Lorsque, las de leur existence nomade en Amérique, pressés de se rapprocher de leur mère et de leur sœur, les trois frères avaient décidé de revenir en Europe, ils n’éprouvaient au sujet de leur conduite future qu’indécision et incertitude. Singulièrement obscur s’offrait à eux l’avenir. Leur situation, celle de l’aîné surtout, rendue si difficile par la conduite criminelle de leur père à l’égard de Louis XVI et de Marie-Antoinette, et ensuite par l’échec de la tentative de rapprochement entre eux et la branche aînée de leur maison, dont Louis XVIII avait pris en 1796 l’initiative[1], l’était devenue plus encore par suite des intrigues du parti politique désigné sous le nom de faction d’Orléans, qui s’était formé en France et se réclamait d’eux, encore qu’ils n’eussent pas prêté les mains à ses entreprises.
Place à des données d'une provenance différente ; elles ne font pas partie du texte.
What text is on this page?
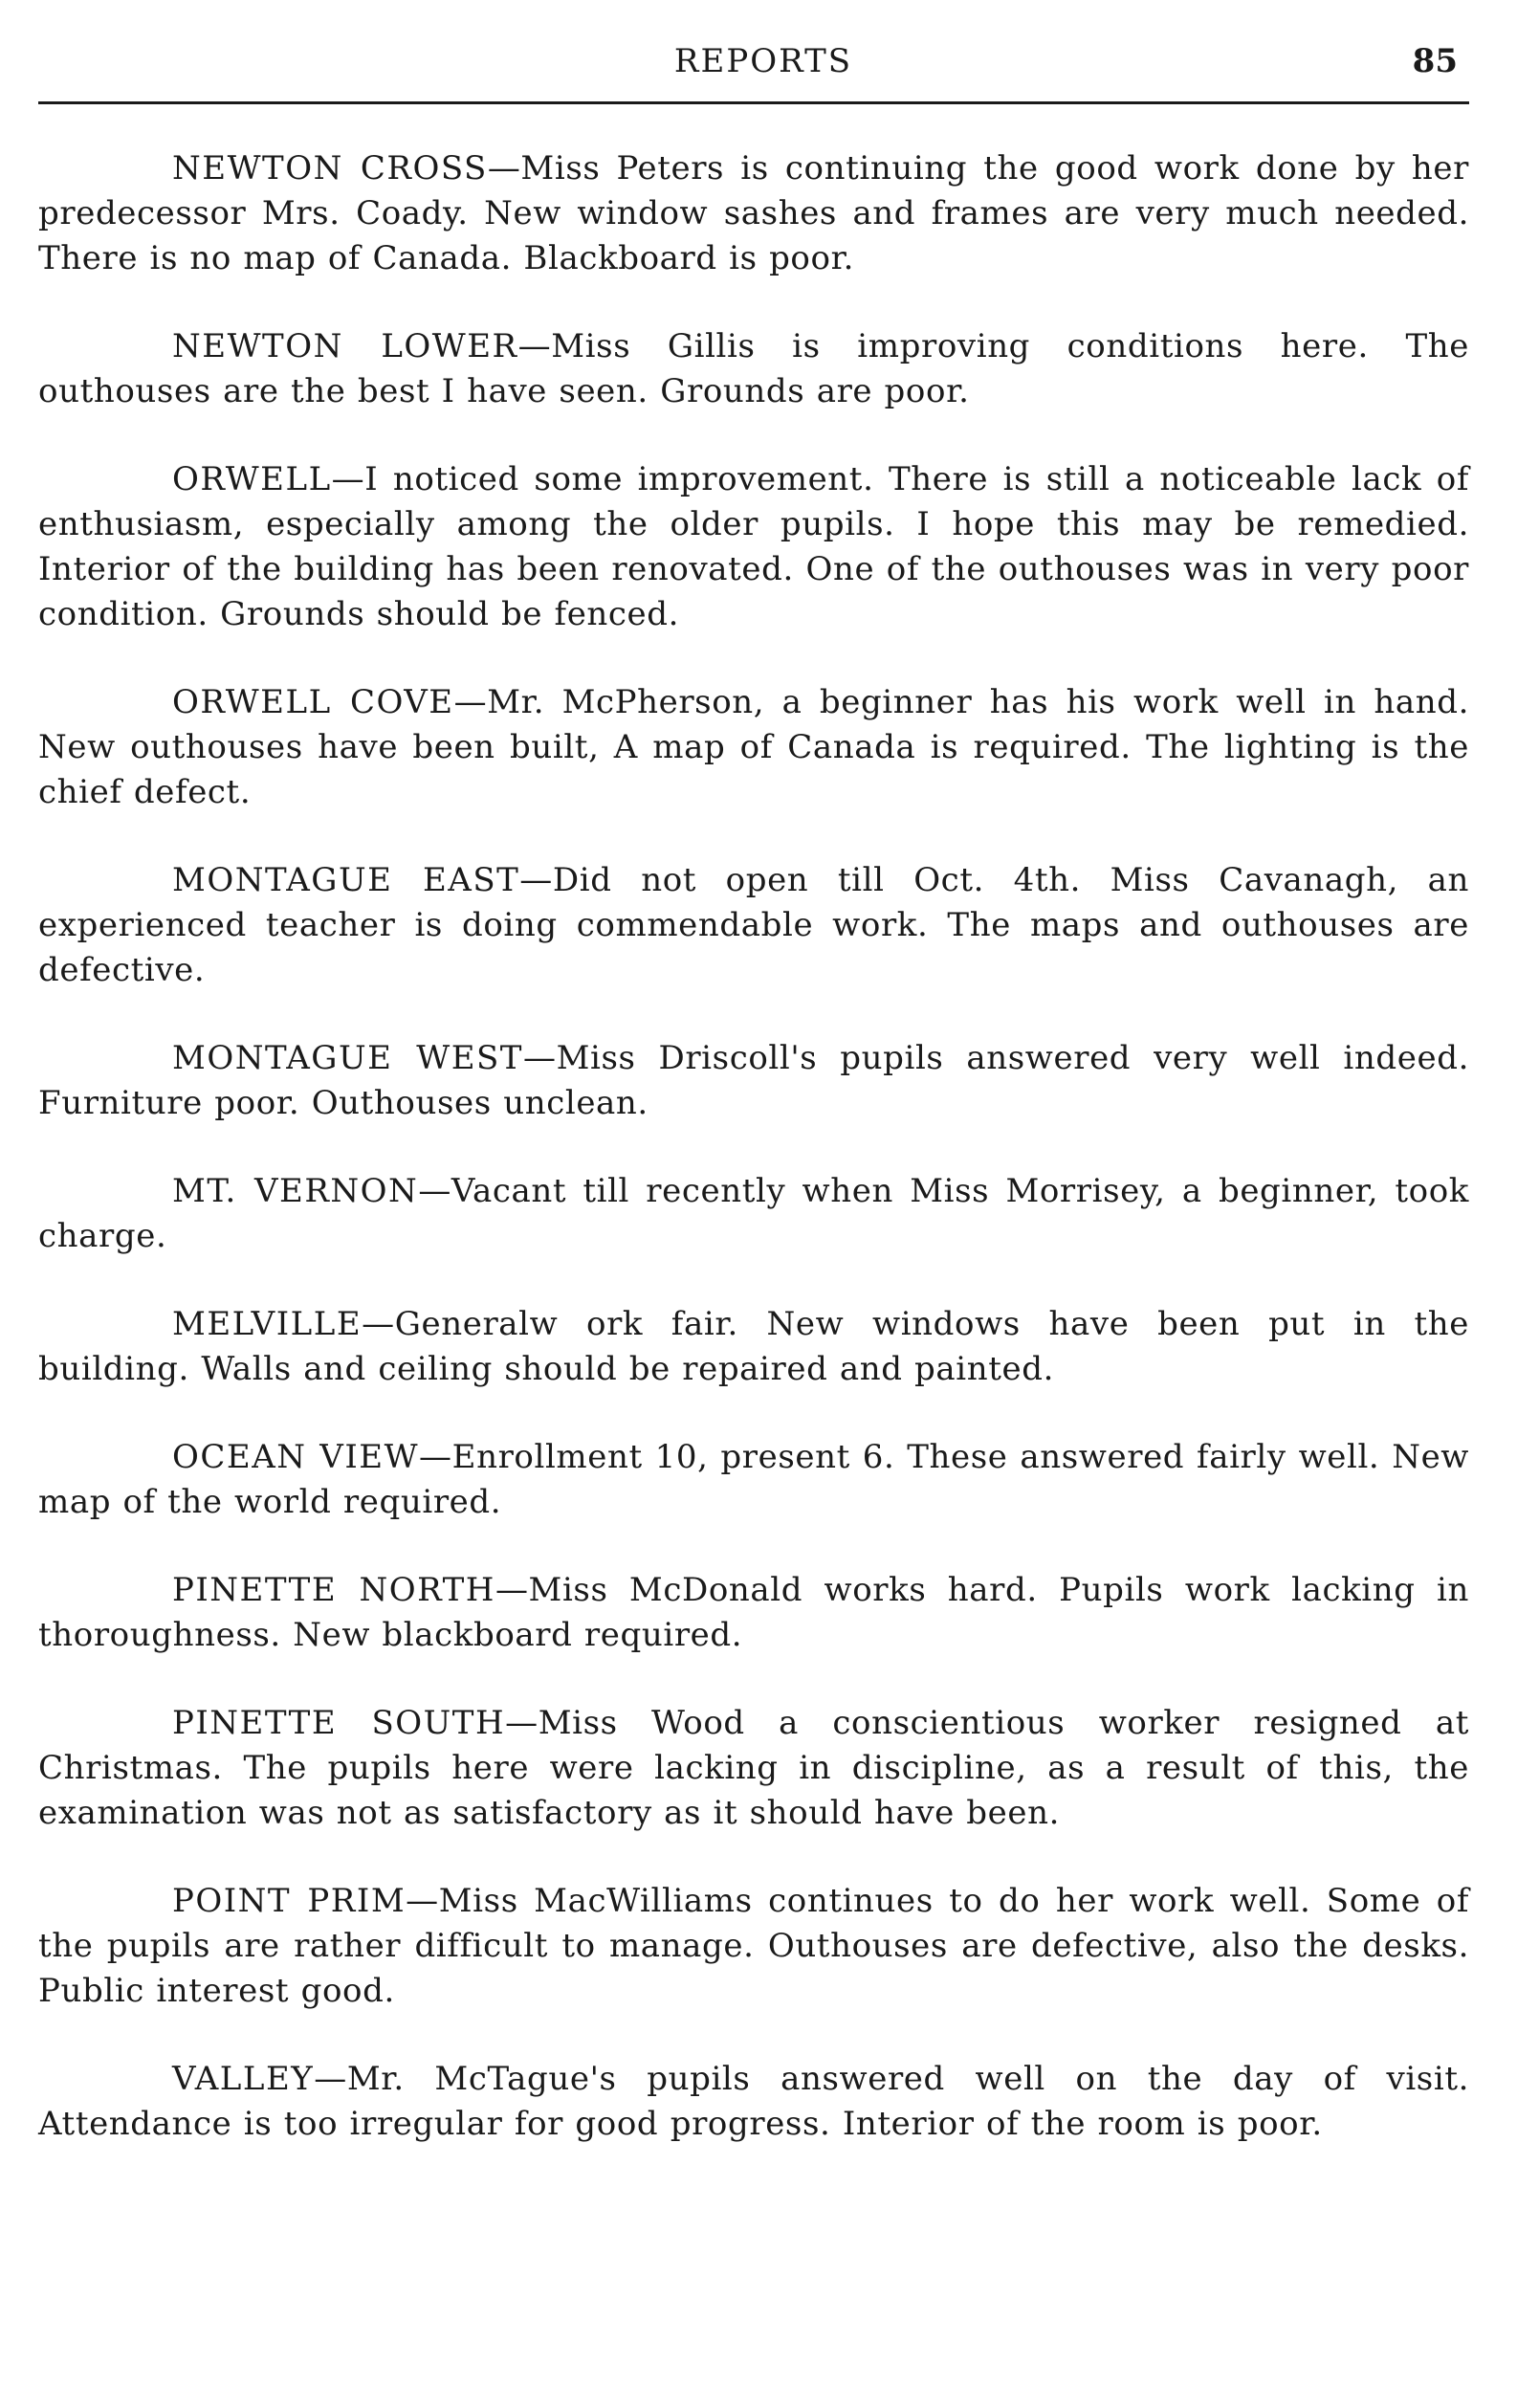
REPORTS	85

NEWTON CROSS—Miss Peters is continuing the good work done by her predecessor Mrs. Coady. New window sashes and frames are very much needed. There is no map of Canada. Blackboard is poor.

NEWTON LOWER—Miss Gillis is improving conditions here. The outhouses are the best I have seen. Grounds are poor.

ORWELL—I noticed some improvement. There is still a noticeable lack of enthusiasm, especially among the older pupils. I hope this may be remedied. Interior of the building has been renovated. One of the outhouses was in very poor condition. Grounds should be fenced.

ORWELL COVE—Mr. McPherson, a beginner has his work well in hand. New outhouses have been built, A map of Canada is required. The lighting is the chief defect.

MONTAGUE EAST—Did not open till Oct. 4th. Miss Cavanagh, an experienced teacher is doing commendable work. The maps and outhouses are defective.

MONTAGUE WEST—Miss Driscoll's pupils answered very well indeed. Furniture poor. Outhouses unclean.

MT. VERNON—Vacant till recently when Miss Morrisey, a beginner, took charge.

MELVILLE—Generalw ork fair. New windows have been put in the building. Walls and ceiling should be repaired and painted.

OCEAN VIEW—Enrollment 10, present 6. These answered fairly well. New map of the world required.

PINETTE NORTH—Miss McDonald works hard. Pupils work lacking in thoroughness. New blackboard required.

PINETTE SOUTH—Miss Wood a conscientious worker resigned at Christmas. The pupils here were lacking in discipline, as a result of this, the examination was not as satisfactory as it should have been.

POINT PRIM—Miss MacWilliams continues to do her work well. Some of the pupils are rather difficult to manage. Outhouses are defective, also the desks. Public interest good.

VALLEY—Mr. McTague's pupils answered well on the day of visit. Attendance is too irregular for good progress. Interior of the room is poor.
Tenus en suspicion par les princes leurs cousins, décriés par les royalistes, objet de la haine des émigrés et de la défiance des républicains, il semblait bien qu’ils ne dussent de longtemps trouver grâce ni vis-à-vis des uns, ni vis-à-vis des autres, et qu’ils fussent condamnés à un isolement absolu. Ils s’y étaient par avance résignés, les deux plus jeunes sans effort, leur santé les vouant à une existence retirée ; l’aîné, par raison, sa résolution étant prise de ne se prêter, pour se rapprocher du Roi, à aucun sacrifice d’opinions et pas davantage aux manœuvres du parti qui s’était emparé de son nom pour s’en faire un drapeau et voulait, en lui donnant la couronne, assurer à la France, sous son sceptre, un gouvernement représentatif semblable à celui qui existait en Angleterre.

Tel était donc l’état d’âme du Duc d’Orléans au moment où il arrivait à Londres avec ses frères, en s’entourant d’assez de précautions pour que leur présence n’y fût connue que lorsqu’il jugerait opportun de faire cesser leur incognito. Mais,

  1. Voyez mon Histoire de l’Émigration, t. I, p. 365 et suiv.